Suffolk County Community College plans to freeze tuition at $5,470 for county residents who attend full time, even with declining revenues because of enrollment drops and higher costs from a return to on-campus learning, college officials Wednesday.
The freeze, the second in two years, comes as the college expects a 5.4% drop in full-time enrollment next year, officials told a Suffolk legislative committee Wednesday.
Full-time enrollment has declined by about 30% since 2010, according to the Suffolk County Legislature’s Budget Review Office.
Full-time enrollment has declined as more students have chosen to attend school part-time or to attend four-year colleges, college officials said.
Also, costs could rise next year because of contractual staff raises and an increase in the number of in-person classes, from 10% of classes this year to 50%, officials told legislators.
If social distancing is required, the college could have to spend more on staffing and cleaning, officials said.
The college board of trustees has approved a $212.2 million operating budget for 2021-2020, compared with $199 million in spending this year, officials said.
Because of expected lower enrollment and higher operating costs, the college is seeking $46.12 million in county funding, an increase of 3%, or $1.3 million, documents show.

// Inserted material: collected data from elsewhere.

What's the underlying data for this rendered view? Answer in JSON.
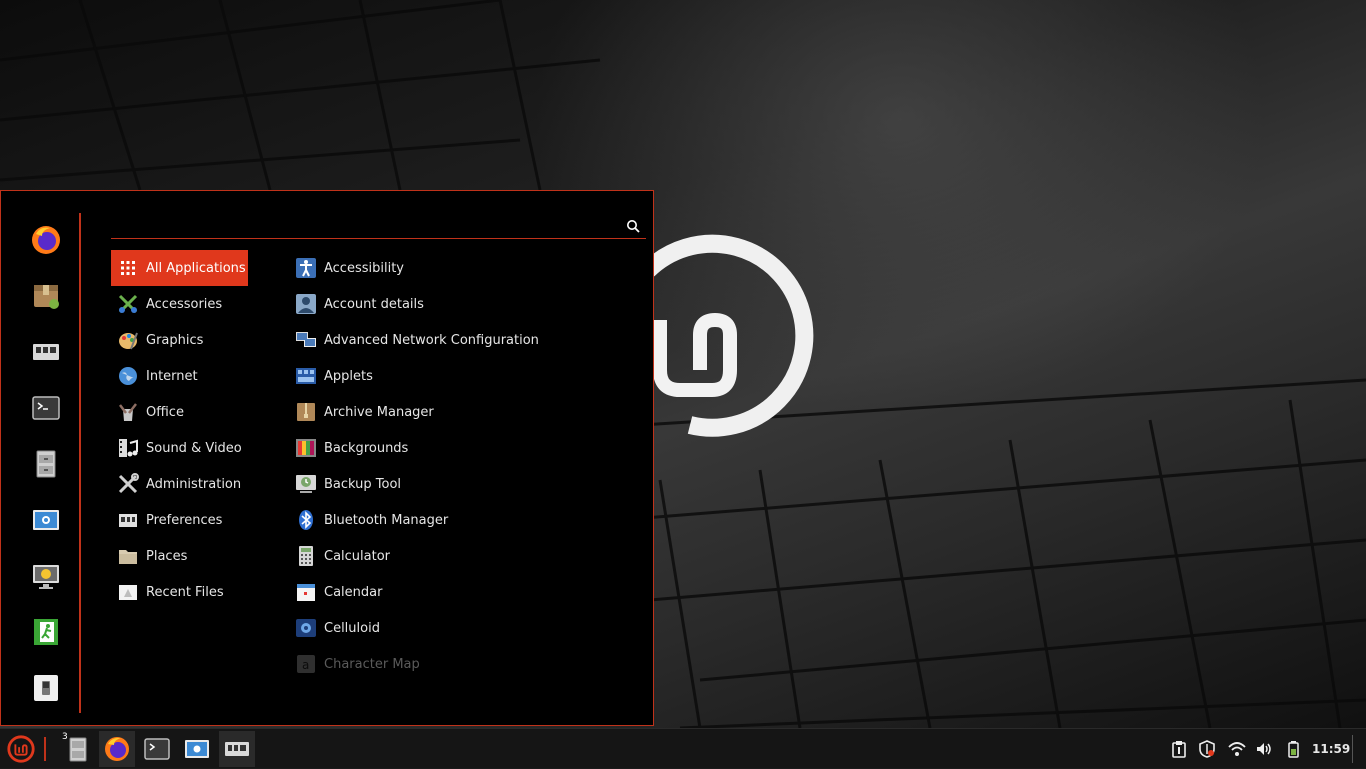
{
  "menu": {
    "search": {
      "value": "",
      "placeholder": ""
    },
    "favorites": [
      {
        "name": "firefox-icon"
      },
      {
        "name": "package-manager-icon"
      },
      {
        "name": "system-settings-icon"
      },
      {
        "name": "terminal-icon"
      },
      {
        "name": "file-manager-icon"
      },
      {
        "name": "screenshot-icon"
      },
      {
        "name": "lock-screen-icon"
      },
      {
        "name": "logout-icon"
      },
      {
        "name": "shutdown-icon"
      }
    ],
    "categories": [
      {
        "label": "All Applications",
        "icon": "grid-icon",
        "active": true
      },
      {
        "label": "Accessories",
        "icon": "accessories-icon"
      },
      {
        "label": "Graphics",
        "icon": "graphics-icon"
      },
      {
        "label": "Internet",
        "icon": "internet-icon"
      },
      {
        "label": "Office",
        "icon": "office-icon"
      },
      {
        "label": "Sound & Video",
        "icon": "sound-video-icon"
      },
      {
        "label": "Administration",
        "icon": "administration-icon"
      },
      {
        "label": "Preferences",
        "icon": "preferences-icon"
      },
      {
        "label": "Places",
        "icon": "places-icon"
      },
      {
        "label": "Recent Files",
        "icon": "recent-files-icon"
      }
    ],
    "apps": [
      {
        "label": "Accessibility",
        "icon": "accessibility-icon"
      },
      {
        "label": "Account details",
        "icon": "account-details-icon"
      },
      {
        "label": "Advanced Network Configuration",
        "icon": "network-config-icon"
      },
      {
        "label": "Applets",
        "icon": "applets-icon"
      },
      {
        "label": "Archive Manager",
        "icon": "archive-manager-icon"
      },
      {
        "label": "Backgrounds",
        "icon": "backgrounds-icon"
      },
      {
        "label": "Backup Tool",
        "icon": "backup-tool-icon"
      },
      {
        "label": "Bluetooth Manager",
        "icon": "bluetooth-icon"
      },
      {
        "label": "Calculator",
        "icon": "calculator-icon"
      },
      {
        "label": "Calendar",
        "icon": "calendar-icon"
      },
      {
        "label": "Celluloid",
        "icon": "celluloid-icon"
      },
      {
        "label": "Character Map",
        "icon": "character-map-icon",
        "faded": true
      }
    ]
  },
  "taskbar": {
    "file_manager_badge": "3",
    "clock": "11:59",
    "tray": [
      "clipboard-icon",
      "shield-icon",
      "wifi-icon",
      "volume-icon",
      "battery-icon"
    ]
  },
  "colors": {
    "accent": "#e0381c",
    "border": "#c0321a",
    "menu_bg": "#000000"
  }
}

"One of the primary reasons why we're asking for the additional support is to really help us to shore [up] our efforts in retaining students and also getting the students," said Mark Harris, the college’s vice president of business and financial affairs.

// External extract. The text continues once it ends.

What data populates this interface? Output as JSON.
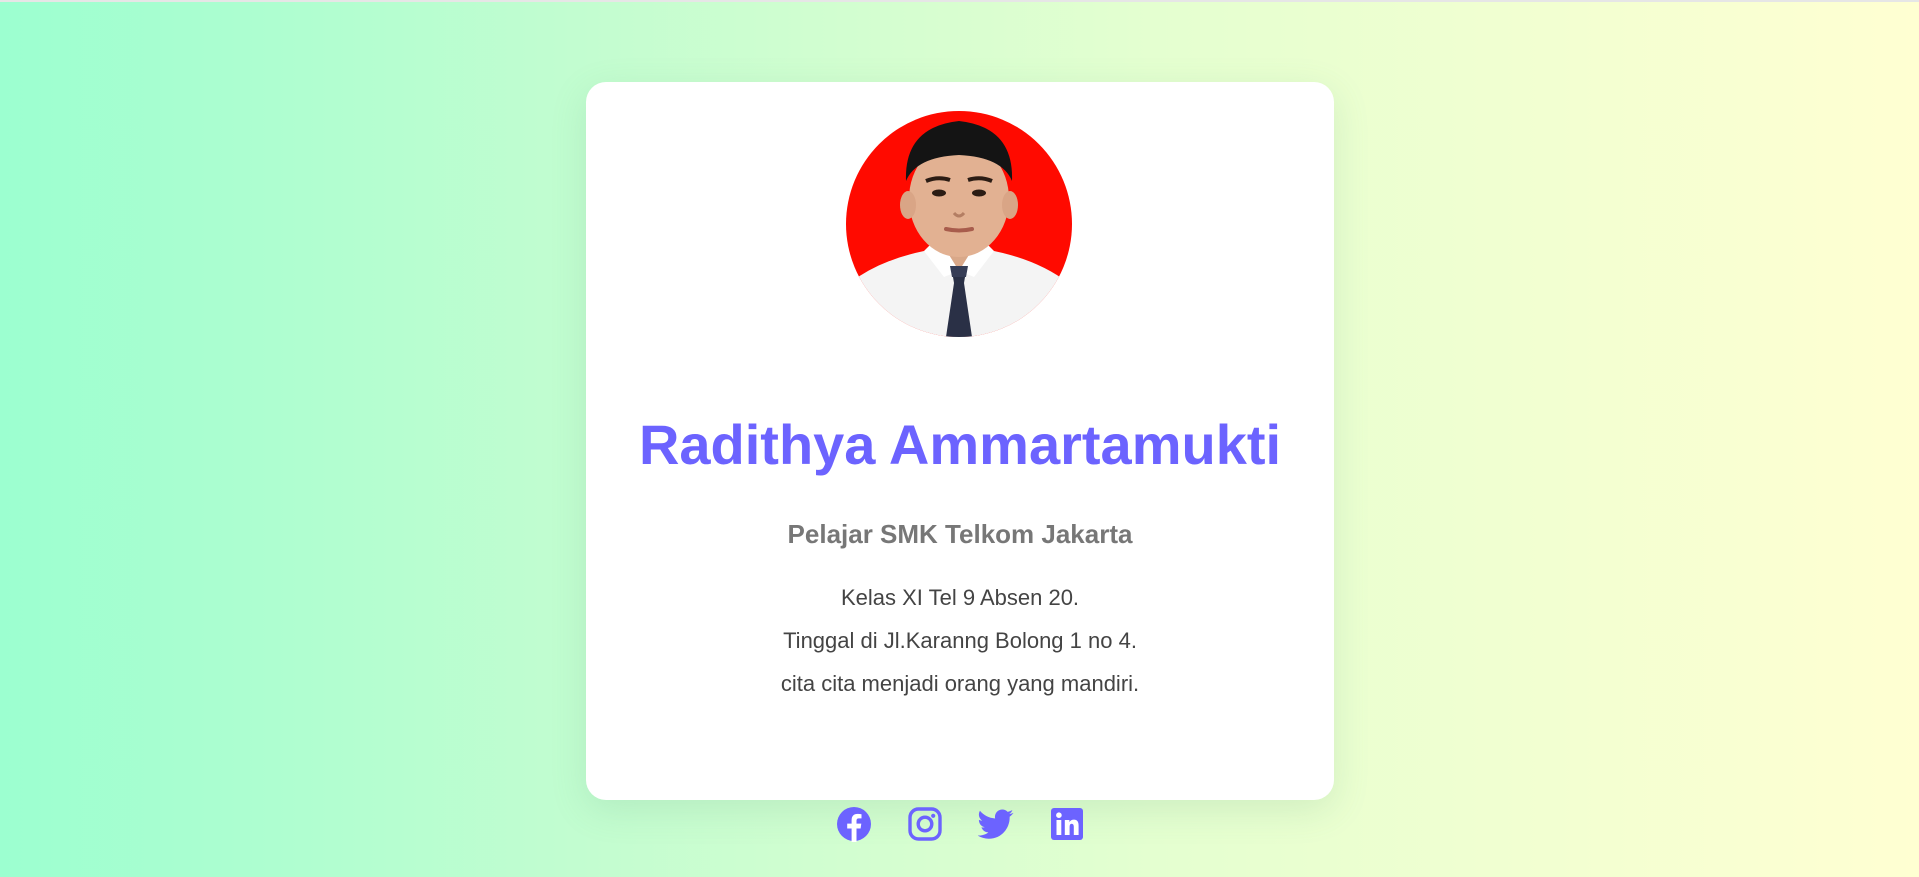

But Suffolk County Executive Steve Bellone’s office is recommending the county increase its contribution by 1.5%, or $671,691.
Spokesman Derek Poppe cited a 2017 report by a committee of Bellone administration officials, the legislature and SCCC that recommended the county raise its contribution by 1.5% a year for five years.

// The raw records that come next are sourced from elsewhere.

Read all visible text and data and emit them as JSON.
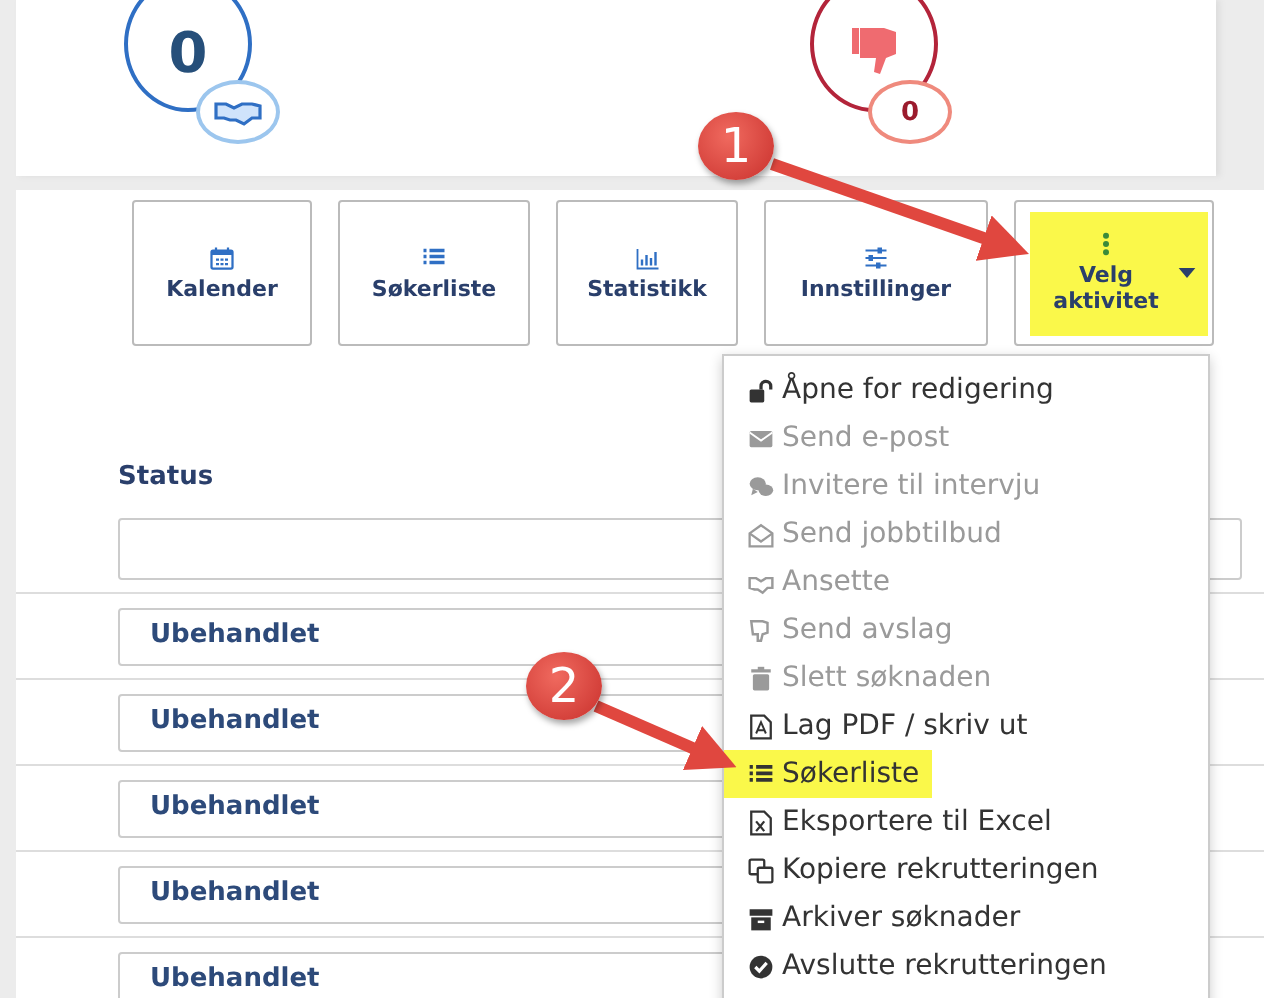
{
  "counters": [
    {
      "kind": "hired",
      "value": "0"
    },
    {
      "kind": "rejected",
      "value": "0"
    }
  ],
  "toolbar": [
    {
      "label": "Kalender",
      "kind": "calendar",
      "dropdown": false,
      "highlighted": false
    },
    {
      "label": "Søkerliste",
      "kind": "list",
      "dropdown": false,
      "highlighted": false
    },
    {
      "label": "Statistikk",
      "kind": "chart",
      "dropdown": false,
      "highlighted": false
    },
    {
      "label": "Innstillinger",
      "kind": "sliders",
      "dropdown": false,
      "highlighted": false
    },
    {
      "label": "Velg aktivitet",
      "kind": "dots",
      "dropdown": true,
      "highlighted": true
    }
  ],
  "table": {
    "columns": [
      "Status"
    ],
    "rows": [
      {
        "status": "Ubehandlet"
      },
      {
        "status": "Ubehandlet"
      },
      {
        "status": "Ubehandlet"
      },
      {
        "status": "Ubehandlet"
      },
      {
        "status": "Ubehandlet"
      }
    ]
  },
  "menu": {
    "items": [
      {
        "label": "Åpne for redigering",
        "kind": "unlock",
        "disabled": false,
        "highlighted": false
      },
      {
        "label": "Send e-post",
        "kind": "envelope",
        "disabled": true,
        "highlighted": false
      },
      {
        "label": "Invitere til intervju",
        "kind": "comments",
        "disabled": true,
        "highlighted": false
      },
      {
        "label": "Send jobbtilbud",
        "kind": "envelope-open",
        "disabled": true,
        "highlighted": false
      },
      {
        "label": "Ansette",
        "kind": "handshake",
        "disabled": true,
        "highlighted": false
      },
      {
        "label": "Send avslag",
        "kind": "thumbs-down",
        "disabled": true,
        "highlighted": false
      },
      {
        "label": "Slett søknaden",
        "kind": "trash",
        "disabled": true,
        "highlighted": false
      },
      {
        "label": "Lag PDF / skriv ut",
        "kind": "pdf",
        "disabled": false,
        "highlighted": false
      },
      {
        "label": "Søkerliste",
        "kind": "list",
        "disabled": false,
        "highlighted": true
      },
      {
        "label": "Eksportere til Excel",
        "kind": "excel",
        "disabled": false,
        "highlighted": false
      },
      {
        "label": "Kopiere rekrutteringen",
        "kind": "copy",
        "disabled": false,
        "highlighted": false
      },
      {
        "label": "Arkiver søknader",
        "kind": "archive",
        "disabled": false,
        "highlighted": false
      },
      {
        "label": "Avslutte rekrutteringen",
        "kind": "check-circle",
        "disabled": false,
        "highlighted": false
      }
    ]
  },
  "annotations": [
    {
      "number": "1"
    },
    {
      "number": "2"
    }
  ]
}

A larger county contribution would be "unsustainable," the report said.
Poppe also said the college received a 3% increase in county funding for 2019-2020.
College officials noted the county’s contribution stayed flat in 2020-2021 as Suffolk struggled with fiscal issues caused by the coronavirus pandemic.
The state funds 23% of the college budget each year, and the county, 22%. Most of the remainder comes from tuition, fees and grants, according to legislative budget office.
"We didn't even ask the legislature for an increase last year because we understood how difficult things were," said Benjamin Zwirn, college legislative affairs director.
The college also cut pay and deferred longevity payments for staff, Zwirn said.
"This year," Zwirn said, "things are different."
Zwirn cited projections by Suffolk budget officials Tuesday that the county could have a general fund surplus of up to $547 million by the end of 2022 because of an influx of federal pandemic aid and increased sales tax revenues.
The school expects to run a surplus this year of $8.9 million, because the switch to remote learning reduced staffing costs, officials said.
That will help the school build a record reserve fund balance of $26.9 million, according to the legislative budget office.
But the college faces an estimated $4.8 million deficit in 2021-2022, which will require tapping the reserve fund, officials said.
The college is expected to receive $45 million from the $1.9-trillion American Rescue Plan through 2022; about half the funding must go for direct aid to students.
The county legislature will vote later on the college budget proposal, using recommendations from a legislative working group, Presiding Officer Robert Calarco (D-Patchogue) said Wednesday.